Dans la décision Dubeau c. Lessard 2016 QCCS 2363, rendue le 24 mai 2016, le Juge Louis Dionne, j.c.s. aborde la question comme suit :
 
[18] Dans leur Précis de procédure civile du Québec, les auteurs Ferland et Emery rappellent que l’interrogatoire préalable à l’instruction (art. 221 à 230) doit se dérouler dans le respect des principes directeurs de la transparence, de la proportionnalité, de la bonne foi et de la coopération, mais ne doit pas devenir un procès dans le procès. Ils ajoutent que maintenant l’interrogatoire porte sur tous les faits se rapportant au litige.

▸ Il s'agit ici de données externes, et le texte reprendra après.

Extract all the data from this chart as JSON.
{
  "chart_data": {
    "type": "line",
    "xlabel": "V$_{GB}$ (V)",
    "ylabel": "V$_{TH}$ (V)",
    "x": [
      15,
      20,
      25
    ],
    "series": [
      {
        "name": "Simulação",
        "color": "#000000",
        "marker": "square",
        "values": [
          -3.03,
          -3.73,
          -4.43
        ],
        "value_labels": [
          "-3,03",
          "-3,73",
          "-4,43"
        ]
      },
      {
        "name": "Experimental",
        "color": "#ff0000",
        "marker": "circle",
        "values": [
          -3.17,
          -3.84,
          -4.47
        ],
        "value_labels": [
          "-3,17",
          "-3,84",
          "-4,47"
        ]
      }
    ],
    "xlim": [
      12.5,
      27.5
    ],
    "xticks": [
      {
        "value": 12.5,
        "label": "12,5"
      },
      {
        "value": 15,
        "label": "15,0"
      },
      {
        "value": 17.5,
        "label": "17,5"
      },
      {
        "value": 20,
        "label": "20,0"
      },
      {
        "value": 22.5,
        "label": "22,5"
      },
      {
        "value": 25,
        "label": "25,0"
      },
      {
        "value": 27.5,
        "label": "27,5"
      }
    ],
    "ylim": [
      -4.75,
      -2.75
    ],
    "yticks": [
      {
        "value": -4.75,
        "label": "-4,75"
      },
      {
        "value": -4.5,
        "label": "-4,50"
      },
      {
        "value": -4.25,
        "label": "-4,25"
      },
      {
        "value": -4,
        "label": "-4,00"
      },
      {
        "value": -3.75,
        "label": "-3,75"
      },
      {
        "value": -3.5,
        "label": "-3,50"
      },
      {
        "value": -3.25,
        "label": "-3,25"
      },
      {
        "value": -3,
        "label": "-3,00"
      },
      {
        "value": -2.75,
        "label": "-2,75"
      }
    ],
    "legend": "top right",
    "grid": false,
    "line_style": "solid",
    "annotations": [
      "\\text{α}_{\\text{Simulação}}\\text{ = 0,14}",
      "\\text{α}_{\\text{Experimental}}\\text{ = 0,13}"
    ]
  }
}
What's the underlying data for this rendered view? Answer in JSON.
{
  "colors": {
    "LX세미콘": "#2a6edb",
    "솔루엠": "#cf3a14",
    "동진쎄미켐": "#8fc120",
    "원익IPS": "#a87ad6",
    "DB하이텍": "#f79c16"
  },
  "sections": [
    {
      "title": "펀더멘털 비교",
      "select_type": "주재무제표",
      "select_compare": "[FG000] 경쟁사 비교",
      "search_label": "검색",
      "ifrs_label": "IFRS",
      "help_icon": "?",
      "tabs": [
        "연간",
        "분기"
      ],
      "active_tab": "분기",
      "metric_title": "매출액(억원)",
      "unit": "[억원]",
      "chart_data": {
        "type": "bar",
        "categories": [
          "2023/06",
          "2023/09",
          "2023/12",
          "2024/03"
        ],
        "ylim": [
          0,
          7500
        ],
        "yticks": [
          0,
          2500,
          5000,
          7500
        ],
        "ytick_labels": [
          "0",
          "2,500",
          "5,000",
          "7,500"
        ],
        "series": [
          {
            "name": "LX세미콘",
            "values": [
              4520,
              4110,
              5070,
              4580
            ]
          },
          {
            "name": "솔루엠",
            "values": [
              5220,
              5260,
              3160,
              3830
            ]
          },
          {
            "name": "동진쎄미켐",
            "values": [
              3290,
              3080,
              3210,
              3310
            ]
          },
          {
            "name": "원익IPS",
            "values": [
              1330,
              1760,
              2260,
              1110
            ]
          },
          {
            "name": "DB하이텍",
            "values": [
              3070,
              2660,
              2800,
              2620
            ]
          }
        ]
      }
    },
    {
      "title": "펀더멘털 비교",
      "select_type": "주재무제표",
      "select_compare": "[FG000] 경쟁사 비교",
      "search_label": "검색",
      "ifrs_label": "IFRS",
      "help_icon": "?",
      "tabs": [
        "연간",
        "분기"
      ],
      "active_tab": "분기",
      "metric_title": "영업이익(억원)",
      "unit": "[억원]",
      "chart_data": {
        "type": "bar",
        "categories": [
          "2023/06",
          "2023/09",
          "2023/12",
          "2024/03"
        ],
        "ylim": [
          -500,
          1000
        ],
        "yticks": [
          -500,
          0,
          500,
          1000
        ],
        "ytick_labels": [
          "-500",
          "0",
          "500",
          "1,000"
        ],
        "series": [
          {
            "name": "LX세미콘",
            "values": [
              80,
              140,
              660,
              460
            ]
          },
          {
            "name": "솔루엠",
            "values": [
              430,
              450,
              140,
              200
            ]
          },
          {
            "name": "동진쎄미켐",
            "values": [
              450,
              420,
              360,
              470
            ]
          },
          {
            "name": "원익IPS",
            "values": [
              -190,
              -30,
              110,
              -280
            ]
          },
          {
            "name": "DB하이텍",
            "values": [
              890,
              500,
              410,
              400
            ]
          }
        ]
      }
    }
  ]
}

[19] Traitant de la portée de l’interrogatoire, ils mentionnent ce qui suit :
 
1-1666 — D'une portée plus grande que la demande de précisions (art. 169, al. 2), l'interrogatoire préalable permet à une partie d'enquêter sur la nature, l'étendue et le sérieux des prétentions des autres parties. Elle peut non seulement obtenir des précisions relatives aux faits se rapportant au litige, mais elle peut aussi poser des questions lui permettant d'évaluer la véracité et la sincérité des allégations la concernant. Cet exercice permet donc à une partie de circonscrire le débat et de jauger le bien-fondé, la pertinence, la recevabilité et la légitimité de la théorie de la cause d'une autre partie. [...]
 
1-1667 — La Cour d'appel reconnaît à cet interrogatoire son caractère exploratoire et préparatoire tout comme elle reconnaît qu'il faut faciliter l'accès à tout renseignement pertinent (art. 20). La divulgation de la preuve doit, selon la Cour suprême, être « complète et hâtive », dans l'esprit du principe directeur du devoir des parties de coopération, de transparence et de divulgation des faits et des éléments de preuve afin d’assurer un débat loyal (art. 18 à 20). (Références omises) (Le Tribunal souligne)
 
[20] L’interrogatoire préalable d’un tiers avant l’instruction vise à permettre une plus grande divulgation de la preuve avant le procès dans le but de circonscrire les points qui feront partie de l’instruction éventuelle devant le juge du fond. Cette disposition doit recevoir une interprétation large, mais ne doit pas pour autant justifier une expédition de pêche dans l’espoir de valider de simples hypothèses, conjectures ou présomptions.
 
Soupesant ensuite ces facteurs, et notant que le défendeur n’avait pas été en mesure de répondre à plusieurs questions qui lui avaient été posées lors de son interrogatoire au préalable, le Juge Dionne fait droit à la demande et permet l’interrogatoire de plusieurs tiers.  À la fin, le Juge Dionne a donc considéré qu’il était préférable d’alourdir quelque peu la conduite du dossier afin d’assurer une plus grande transparence des débats; une solution qui nous rappelle que la quête vers une justice plus efficace et expéditive doit parfois s’accommoder d’autre objectifs importants, dont, au premier chef, la recherche de la vérité.